Setelah Islam datang, Islam melakukan perubahan dengan membebaskan
penduduk yang kalah perang dari wajib militer. Bila mereka masuk militer, maka
mereka dibebaskan dari kewajiban membayar jizyah.
Perubahan lain yang
dilakukan Islam dalam hal ini adalah memformat jizyah menjadi suatu
sistem sosial yang memberikan peluang bagi warga Negara non-muslim di dar
al-Islam untuk memperoleh tunjangan dari Negara. Oleh karenanya,
jizyah tidak diambil dari non-muslim yang miskin dan
anak-anak.
Besarnya
jumlah jizyah sangat relatif, tergantung pada kebijaksanaan
pemerintah.

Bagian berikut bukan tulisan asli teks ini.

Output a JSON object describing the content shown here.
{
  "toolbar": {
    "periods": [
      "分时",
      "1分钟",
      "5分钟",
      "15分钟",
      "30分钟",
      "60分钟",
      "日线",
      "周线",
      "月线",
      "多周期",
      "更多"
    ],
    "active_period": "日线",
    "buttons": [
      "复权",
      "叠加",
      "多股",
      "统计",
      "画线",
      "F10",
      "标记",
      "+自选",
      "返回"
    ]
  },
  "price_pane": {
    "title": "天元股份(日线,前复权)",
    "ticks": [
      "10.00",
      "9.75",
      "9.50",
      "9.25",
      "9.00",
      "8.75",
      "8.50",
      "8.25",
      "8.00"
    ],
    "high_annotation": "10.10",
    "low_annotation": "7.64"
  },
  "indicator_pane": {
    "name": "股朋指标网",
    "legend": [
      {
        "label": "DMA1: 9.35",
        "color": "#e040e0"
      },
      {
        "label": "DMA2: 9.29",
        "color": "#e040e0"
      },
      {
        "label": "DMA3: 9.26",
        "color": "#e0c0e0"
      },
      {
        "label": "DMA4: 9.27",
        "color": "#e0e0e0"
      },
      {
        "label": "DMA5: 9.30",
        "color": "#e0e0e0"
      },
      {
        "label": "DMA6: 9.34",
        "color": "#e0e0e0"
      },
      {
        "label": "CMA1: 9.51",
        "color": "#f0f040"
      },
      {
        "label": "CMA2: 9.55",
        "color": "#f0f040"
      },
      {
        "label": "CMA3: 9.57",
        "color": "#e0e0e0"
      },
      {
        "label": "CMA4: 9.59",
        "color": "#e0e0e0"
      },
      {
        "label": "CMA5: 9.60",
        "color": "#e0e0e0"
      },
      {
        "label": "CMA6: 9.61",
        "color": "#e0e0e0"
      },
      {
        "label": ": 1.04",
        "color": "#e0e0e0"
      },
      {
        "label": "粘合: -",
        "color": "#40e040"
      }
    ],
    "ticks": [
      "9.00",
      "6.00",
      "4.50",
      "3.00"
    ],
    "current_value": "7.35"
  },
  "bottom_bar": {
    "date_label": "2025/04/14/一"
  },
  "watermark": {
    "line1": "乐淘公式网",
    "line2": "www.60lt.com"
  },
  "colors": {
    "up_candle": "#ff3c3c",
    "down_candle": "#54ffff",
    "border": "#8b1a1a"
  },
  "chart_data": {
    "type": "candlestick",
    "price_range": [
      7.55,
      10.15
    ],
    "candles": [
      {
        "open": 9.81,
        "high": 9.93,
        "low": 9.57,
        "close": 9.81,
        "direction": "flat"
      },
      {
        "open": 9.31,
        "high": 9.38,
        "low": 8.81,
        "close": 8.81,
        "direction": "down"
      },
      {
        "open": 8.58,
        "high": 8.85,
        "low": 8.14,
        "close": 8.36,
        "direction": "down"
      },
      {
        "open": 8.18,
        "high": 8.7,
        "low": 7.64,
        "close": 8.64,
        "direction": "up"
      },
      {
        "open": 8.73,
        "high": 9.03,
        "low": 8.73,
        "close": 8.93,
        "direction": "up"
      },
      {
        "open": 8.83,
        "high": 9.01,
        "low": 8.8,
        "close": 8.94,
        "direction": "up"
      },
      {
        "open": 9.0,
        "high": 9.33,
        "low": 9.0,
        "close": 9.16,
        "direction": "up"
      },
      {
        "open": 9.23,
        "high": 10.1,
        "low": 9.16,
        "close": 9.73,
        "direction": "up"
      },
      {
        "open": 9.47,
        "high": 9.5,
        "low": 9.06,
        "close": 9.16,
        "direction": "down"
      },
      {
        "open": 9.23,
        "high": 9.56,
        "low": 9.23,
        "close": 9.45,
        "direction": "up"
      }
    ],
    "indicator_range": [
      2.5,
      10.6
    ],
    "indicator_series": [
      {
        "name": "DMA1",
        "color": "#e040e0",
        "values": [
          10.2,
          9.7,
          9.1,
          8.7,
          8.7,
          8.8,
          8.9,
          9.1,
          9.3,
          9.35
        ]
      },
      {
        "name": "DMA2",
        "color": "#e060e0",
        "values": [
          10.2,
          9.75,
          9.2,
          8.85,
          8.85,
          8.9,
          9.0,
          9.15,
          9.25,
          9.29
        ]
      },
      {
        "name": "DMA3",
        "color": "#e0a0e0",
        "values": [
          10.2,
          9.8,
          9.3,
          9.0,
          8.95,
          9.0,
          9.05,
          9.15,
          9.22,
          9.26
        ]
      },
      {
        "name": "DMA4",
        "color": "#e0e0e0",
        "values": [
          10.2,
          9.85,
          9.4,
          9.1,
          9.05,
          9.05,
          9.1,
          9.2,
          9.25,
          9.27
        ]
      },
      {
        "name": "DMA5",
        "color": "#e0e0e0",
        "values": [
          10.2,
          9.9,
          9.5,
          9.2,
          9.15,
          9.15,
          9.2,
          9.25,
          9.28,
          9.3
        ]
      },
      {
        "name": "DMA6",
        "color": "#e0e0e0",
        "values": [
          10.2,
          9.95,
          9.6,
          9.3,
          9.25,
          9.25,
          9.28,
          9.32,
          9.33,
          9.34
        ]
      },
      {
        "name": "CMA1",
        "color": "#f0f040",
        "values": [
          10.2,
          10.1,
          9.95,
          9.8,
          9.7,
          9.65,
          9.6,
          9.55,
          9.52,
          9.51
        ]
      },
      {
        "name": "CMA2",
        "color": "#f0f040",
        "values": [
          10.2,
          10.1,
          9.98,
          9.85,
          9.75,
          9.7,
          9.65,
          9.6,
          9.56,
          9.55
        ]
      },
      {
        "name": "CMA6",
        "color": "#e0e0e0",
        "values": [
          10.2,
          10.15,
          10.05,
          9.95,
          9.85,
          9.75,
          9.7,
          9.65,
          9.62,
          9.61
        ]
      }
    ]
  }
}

Pembayarannya pun bersifat fleksibel, tidak harus dengan dengan
uang melainkan bisa juga dibayar dengan binatang ternak dan kewajiban ini hanya
diberlaukan sekali setahun. [9]
Kharaj secara sederhana dapat diartikan sebagai pajak tanah. Pajak tanah ini
dibebankan atas tanah non-muslim dan dalam hal-hal tertentu juga dapat
dibebankan atas umat Islam. [10]
Berbeda dengan jizyah yang
ditetapkan oleh nash, kharaj ditetapkan oleh ijtihad.[11] Oleh karena itu, penanganan kharaj diserahkan
sepenuhnya kepada ijtihad imam.
Kharaj pertama kali dikenal dalam Islam setelah perang Khaibar, yaitu pada
saat Rasulullah SAW memberikan dispensasi kepada penduduk Yahudi Khaibar
untuk tetap memiliki tanah mereka, dengan syarat mereka membayar sebagian hasil
panennya kepada pemerintah Islam. Dalam sejarah Pemerintahan Islam, kharaj merupakan
sumber keuangan Negara yang dikuasai pemerintah, bukan oleh sekelompok orang.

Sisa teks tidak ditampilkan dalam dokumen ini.